A few months later, I understand why the launch of the ICE-backed company was not a bullish event. Thanks to the in-depth research of trader and economist Alex Kruger, we can all comprehend how Bakkt is being used.
The prevalent story behind Bakkt is that institutional investors now have a way to legally buy bitcoin through a reputable and regulated company. Through the futures exchange’s custodial services, institutions can buy bitcoin and store the coins in the company’s warehouse.
This sounds like a bullish narrative. Institutions can take coins out of circulation and store them in Bakkt’s warehouse. As monthly futures volume grows, one can expect that demand for the number one cryptocurrency would increase as well.
If you’re a retail investor, it is easy to make the mistake that Bakkt’s strategy is bitcoin rocket fuel. However, the ICE-operated company may not have been 100% transparent to the crypto community.
Case in point: The volume of its bitcoin monthly futures contract has been on the rise yet bitcoin remains sluggish. The theory that institutions are taking bitcoin out of circulation does not appear to be holding up.

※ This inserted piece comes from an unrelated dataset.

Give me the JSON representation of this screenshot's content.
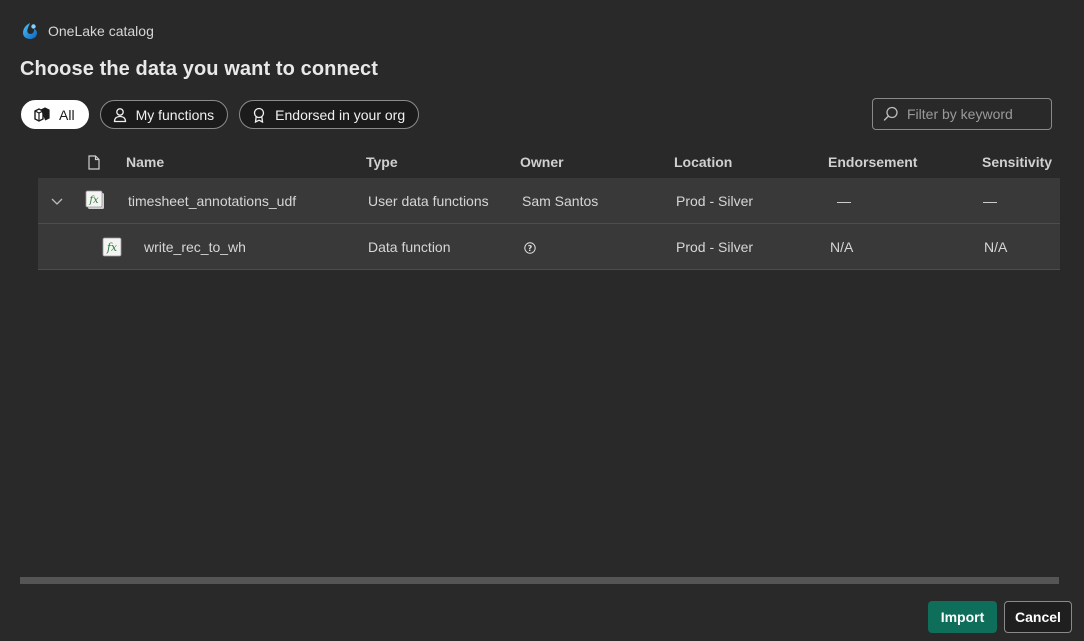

Fortunately, Alex Kruger shed some light on this issue. In a tweetstorm, the analyst explained how dollars and treasuries are backing Bakkt futures, not bitcoin.
It appears that institutions trading on Bakkt have very little interest in storing bitcoin. The growth in the monthly futures contract volume seems to indicate interest in margin trading. Alex Kruger explains how Bakkt’s volume is not backed by bitcoin.
The trader showed that in October only 15 BTCs were physically delivered. That number increased to 17 in November.
This may come as a shock to die-hard crypto fans who believed that Bakkt will change bitcoin. Nevertheless, almost all institutions participating through Bakkt are interested in trading on leverage.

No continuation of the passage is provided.